Aside from the semantic question, I suspect a crux is that you are confident that libertarian free will is 'not even wrong', i.e. almost meaninglessly vague in its original form and incoherent if specified more precisely? So the only way to rescue the concept is to define free will in such a way that we only need to explain why we feel like we have the thing we vaguely gesture at when we talk about libertarian free will.
If so, I disagree: I admit that I don't have a good model of libertarian free will, but I haven't seen sufficient reason to completely rule it out. So I prefer to keep the phrase 'free will' for something that fits with my (and I think many other people's) instinctive libertarianism, rather than repurpose it for something else.
It seems to me that your confusion is contending there are two past/present states (HA+A / HB+B) when in fact reality is simply H -> S -> C. There is one history, one state, and one choice that you will end up making. The idea that there is a HA and HB and so on is wrong, since that history H has already happened and produced state S.
I guess I invited this interpretation with the phrasing "there are two relevantly-different states of the world I could be in". But what I meant could be rephrased as "either the propositions 'HA happened, A is the current state, I will choose CA, FA will happen' are all true, or the propositions 'HB happened, B is the current state, I will choose CB, FB will happen' are all true; the ones that aren't all true are all false".
I'm not sure how much that rephrasing would change the rest of your answer, so I won't spend too much time trying to engage with it until you tell me, but broadly I'm not sure whether you are defending compatibilism or hard determinism. (From context I was expecting the former, but from the text itself I'm not so sure.)
I don't see a difference between that argument and saying that a jumbo jet doesn't cause anything, only its atoms do.
Happy to leave this here if you've had enough, but if you do want a response I'll need more than that to go on. I've been struggling to understand how your position fits together, and that doesn't really help. (I'm not even sure exactly what you're referring to as 'that argument'. Admittedly I am tired; I'll take a break now.)
Agreed, and that's part of why I see mysterious libertarian free will as not having been ruled out.
I don't think they lack internal coherence; you haven't identified a contradiction in them. But one point of imagining them is to highlight the conceptual distinction between, on the one hand, all of the (in principle) externally observable features or signs of consciousness, and, on the other hand, qualia.
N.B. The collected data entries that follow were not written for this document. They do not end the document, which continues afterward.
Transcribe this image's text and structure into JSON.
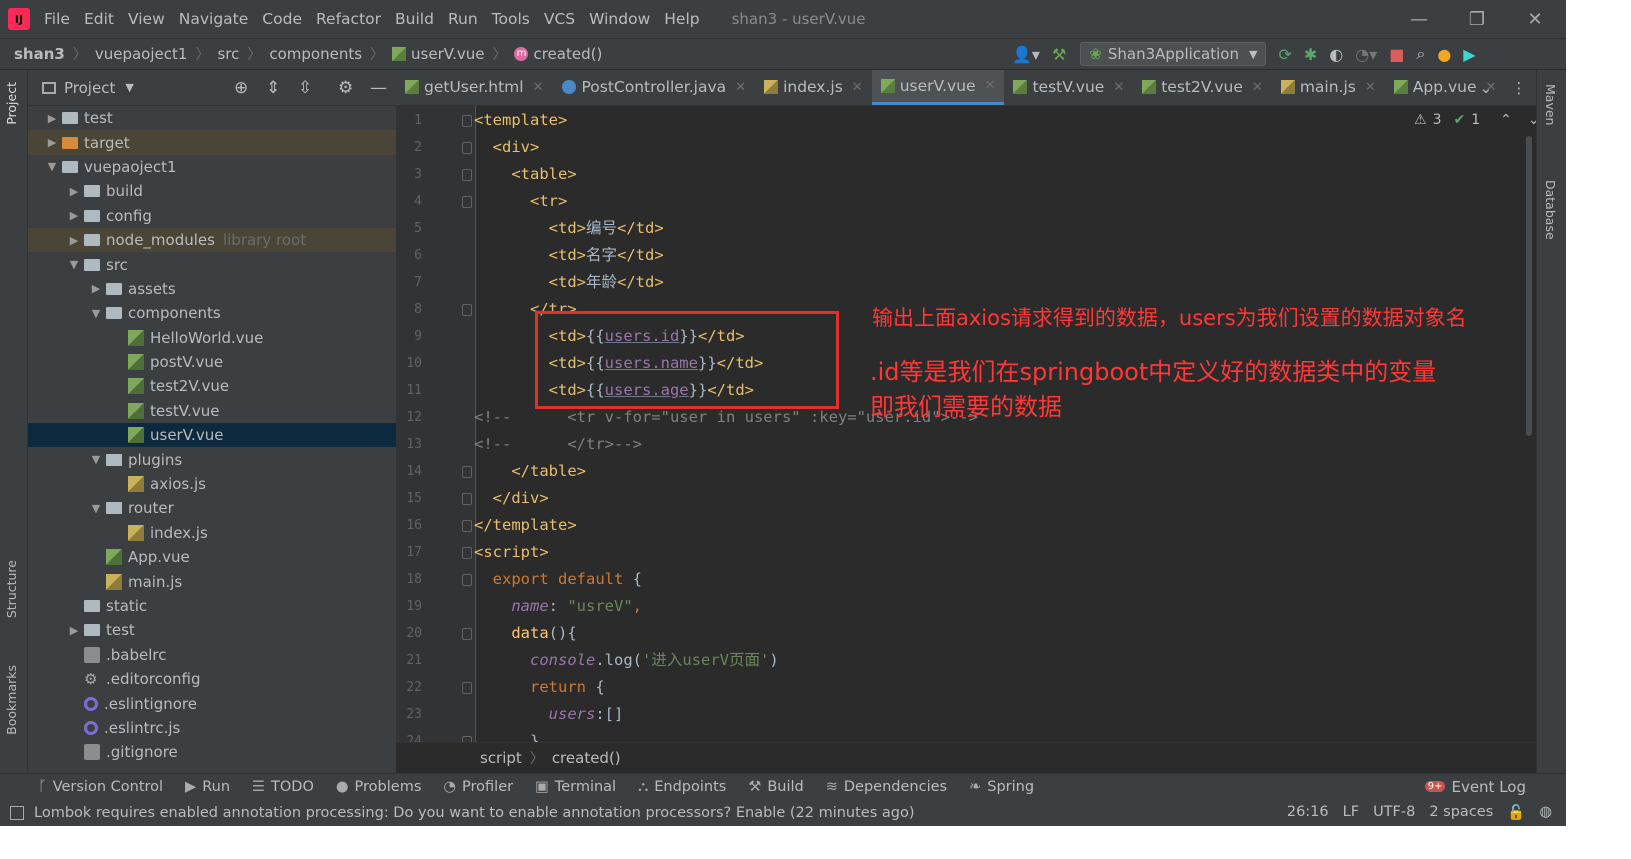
{
  "menubar": {
    "items": [
      "File",
      "Edit",
      "View",
      "Navigate",
      "Code",
      "Refactor",
      "Build",
      "Run",
      "Tools",
      "VCS",
      "Window",
      "Help"
    ],
    "window_title": "shan3 - userV.vue"
  },
  "navbar": {
    "breadcrumbs": [
      "shan3",
      "vuepaoject1",
      "src",
      "components",
      "userV.vue",
      "created()"
    ],
    "run_config": "Shan3Application"
  },
  "left_strip": {
    "project": "Project",
    "structure": "Structure",
    "bookmarks": "Bookmarks"
  },
  "right_strip": {
    "maven": "Maven",
    "database": "Database"
  },
  "project_panel": {
    "title": "Project",
    "tree": [
      {
        "label": "test",
        "depth": 1,
        "arrow": "›",
        "icon": "folder"
      },
      {
        "label": "target",
        "depth": 1,
        "arrow": "›",
        "icon": "folder-orange",
        "state": "excluded"
      },
      {
        "label": "vuepaoject1",
        "depth": 1,
        "arrow": "⌄",
        "icon": "folder"
      },
      {
        "label": "build",
        "depth": 2,
        "arrow": "›",
        "icon": "folder"
      },
      {
        "label": "config",
        "depth": 2,
        "arrow": "›",
        "icon": "folder"
      },
      {
        "label": "node_modules",
        "depth": 2,
        "arrow": "›",
        "icon": "folder",
        "hint": "library root",
        "state": "excluded"
      },
      {
        "label": "src",
        "depth": 2,
        "arrow": "⌄",
        "icon": "folder"
      },
      {
        "label": "assets",
        "depth": 3,
        "arrow": "›",
        "icon": "folder"
      },
      {
        "label": "components",
        "depth": 3,
        "arrow": "⌄",
        "icon": "folder"
      },
      {
        "label": "HelloWorld.vue",
        "depth": 4,
        "arrow": "",
        "icon": "vue"
      },
      {
        "label": "postV.vue",
        "depth": 4,
        "arrow": "",
        "icon": "vue"
      },
      {
        "label": "test2V.vue",
        "depth": 4,
        "arrow": "",
        "icon": "vue"
      },
      {
        "label": "testV.vue",
        "depth": 4,
        "arrow": "",
        "icon": "vue"
      },
      {
        "label": "userV.vue",
        "depth": 4,
        "arrow": "",
        "icon": "vue",
        "state": "selected"
      },
      {
        "label": "plugins",
        "depth": 3,
        "arrow": "⌄",
        "icon": "folder"
      },
      {
        "label": "axios.js",
        "depth": 4,
        "arrow": "",
        "icon": "js"
      },
      {
        "label": "router",
        "depth": 3,
        "arrow": "⌄",
        "icon": "folder"
      },
      {
        "label": "index.js",
        "depth": 4,
        "arrow": "",
        "icon": "js"
      },
      {
        "label": "App.vue",
        "depth": 3,
        "arrow": "",
        "icon": "vue"
      },
      {
        "label": "main.js",
        "depth": 3,
        "arrow": "",
        "icon": "js"
      },
      {
        "label": "static",
        "depth": 2,
        "arrow": "",
        "icon": "folder"
      },
      {
        "label": "test",
        "depth": 2,
        "arrow": "›",
        "icon": "folder"
      },
      {
        "label": ".babelrc",
        "depth": 2,
        "arrow": "",
        "icon": "config"
      },
      {
        "label": ".editorconfig",
        "depth": 2,
        "arrow": "",
        "icon": "gear"
      },
      {
        "label": ".eslintignore",
        "depth": 2,
        "arrow": "",
        "icon": "eslint"
      },
      {
        "label": ".eslintrc.js",
        "depth": 2,
        "arrow": "",
        "icon": "eslint"
      },
      {
        "label": ".gitignore",
        "depth": 2,
        "arrow": "",
        "icon": "config"
      }
    ]
  },
  "editor_tabs": [
    {
      "label": "getUser.html",
      "icon": "html"
    },
    {
      "label": "PostController.java",
      "icon": "class"
    },
    {
      "label": "index.js",
      "icon": "js"
    },
    {
      "label": "userV.vue",
      "icon": "vue",
      "active": true
    },
    {
      "label": "testV.vue",
      "icon": "vue"
    },
    {
      "label": "test2V.vue",
      "icon": "vue"
    },
    {
      "label": "main.js",
      "icon": "js"
    },
    {
      "label": "App.vue",
      "icon": "vue"
    }
  ],
  "inspections": {
    "warnings": "3",
    "ok": "1"
  },
  "code_lines": [
    [
      [
        "tg",
        "<template>"
      ]
    ],
    [
      [
        "",
        "  "
      ],
      [
        "tg",
        "<div>"
      ]
    ],
    [
      [
        "",
        "    "
      ],
      [
        "tg",
        "<table>"
      ]
    ],
    [
      [
        "",
        "      "
      ],
      [
        "tg",
        "<tr>"
      ]
    ],
    [
      [
        "",
        "        "
      ],
      [
        "tg",
        "<td>"
      ],
      [
        "",
        "编号"
      ],
      [
        "tg",
        "</td>"
      ]
    ],
    [
      [
        "",
        "        "
      ],
      [
        "tg",
        "<td>"
      ],
      [
        "",
        "名字"
      ],
      [
        "tg",
        "</td>"
      ]
    ],
    [
      [
        "",
        "        "
      ],
      [
        "tg",
        "<td>"
      ],
      [
        "",
        "年龄"
      ],
      [
        "tg",
        "</td>"
      ]
    ],
    [
      [
        "",
        "      "
      ],
      [
        "tg",
        "</tr>"
      ]
    ],
    [
      [
        "",
        "        "
      ],
      [
        "tg",
        "<td>"
      ],
      [
        "",
        "{{"
      ],
      [
        "var",
        "users.id"
      ],
      [
        "",
        "}}"
      ],
      [
        "tg",
        "</td>"
      ]
    ],
    [
      [
        "",
        "        "
      ],
      [
        "tg",
        "<td>"
      ],
      [
        "",
        "{{"
      ],
      [
        "var",
        "users.name"
      ],
      [
        "",
        "}}"
      ],
      [
        "tg",
        "</td>"
      ]
    ],
    [
      [
        "",
        "        "
      ],
      [
        "tg",
        "<td>"
      ],
      [
        "",
        "{{"
      ],
      [
        "var",
        "users.age"
      ],
      [
        "",
        "}}"
      ],
      [
        "tg",
        "</td>"
      ]
    ],
    [
      [
        "cm",
        "<!--      <tr v-for=\"user in users\" :key=\"user.id\">-->"
      ]
    ],
    [
      [
        "cm",
        "<!--      </tr>-->"
      ]
    ],
    [
      [
        "",
        "    "
      ],
      [
        "tg",
        "</table>"
      ]
    ],
    [
      [
        "",
        "  "
      ],
      [
        "tg",
        "</div>"
      ]
    ],
    [
      [
        "tg",
        "</template>"
      ]
    ],
    [
      [
        "tg",
        "<script>"
      ]
    ],
    [
      [
        "",
        "  "
      ],
      [
        "kw",
        "export default"
      ],
      [
        "",
        " {"
      ]
    ],
    [
      [
        "",
        "    "
      ],
      [
        "it",
        "name"
      ],
      [
        "",
        ": "
      ],
      [
        "str",
        "\"usreV\""
      ],
      [
        "kw",
        ","
      ]
    ],
    [
      [
        "",
        "    "
      ],
      [
        "fn",
        "data"
      ],
      [
        "",
        "(){"
      ]
    ],
    [
      [
        "",
        "      "
      ],
      [
        "it",
        "console"
      ],
      [
        "",
        ".log("
      ],
      [
        "str",
        "'进入userV页面'"
      ],
      [
        "",
        ")"
      ]
    ],
    [
      [
        "",
        "      "
      ],
      [
        "kw",
        "return"
      ],
      [
        "",
        " {"
      ]
    ],
    [
      [
        "",
        "        "
      ],
      [
        "it",
        "users"
      ],
      [
        "",
        ":[]"
      ]
    ],
    [
      [
        "",
        "      }"
      ]
    ]
  ],
  "annotation": {
    "line1": "输出上面axios请求得到的数据，users为我们设置的数据对象名",
    "line2": ".id等是我们在springboot中定义好的数据类中的变量",
    "line3": "即我们需要的数据"
  },
  "editor_breadcrumb": [
    "script",
    "created()"
  ],
  "tool_windows": [
    {
      "label": "Version Control",
      "icon": "branch-icon"
    },
    {
      "label": "Run",
      "icon": "play-icon"
    },
    {
      "label": "TODO",
      "icon": "list-icon"
    },
    {
      "label": "Problems",
      "icon": "info-icon"
    },
    {
      "label": "Profiler",
      "icon": "profiler-icon"
    },
    {
      "label": "Terminal",
      "icon": "terminal-icon"
    },
    {
      "label": "Endpoints",
      "icon": "endpoints-icon"
    },
    {
      "label": "Build",
      "icon": "hammer-icon"
    },
    {
      "label": "Dependencies",
      "icon": "layers-icon"
    },
    {
      "label": "Spring",
      "icon": "leaf-icon"
    }
  ],
  "event_log": {
    "label": "Event Log",
    "badge": "9+"
  },
  "status": {
    "message": "Lombok requires enabled annotation processing: Do you want to enable annotation processors? Enable (22 minutes ago)",
    "position": "26:16",
    "line_sep": "LF",
    "encoding": "UTF-8",
    "indent": "2 spaces"
  },
  "colors": {
    "accent": "#4a88c7",
    "annotation_red": "#e03030"
  }
}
The fact that we can imagine these coming completely apart, and that the only 'contradiction' in the idea of zombie world is that it seems weird and unlikely, shows that these are distinct (even if closely related) concepts.
This conceptual distinction is relevant to questions such as whether a purely physical theory could ever 'explain' qualia, and whether the existence of qualia is compatible with a strictly materialist metaphysics. I think that's the angle from which Yudkowsky was approaching it (i.e. he was trying to defend materialism against qualia-based challenges). My reading of the current conversation is that Signer is trying to get Carl to acknowledge the conceptual distinction, while Carl is saying that while he believes the distinction makes sense to some people, it really doesn't to him, and his best explanation for this is that some people have qualia and some don't.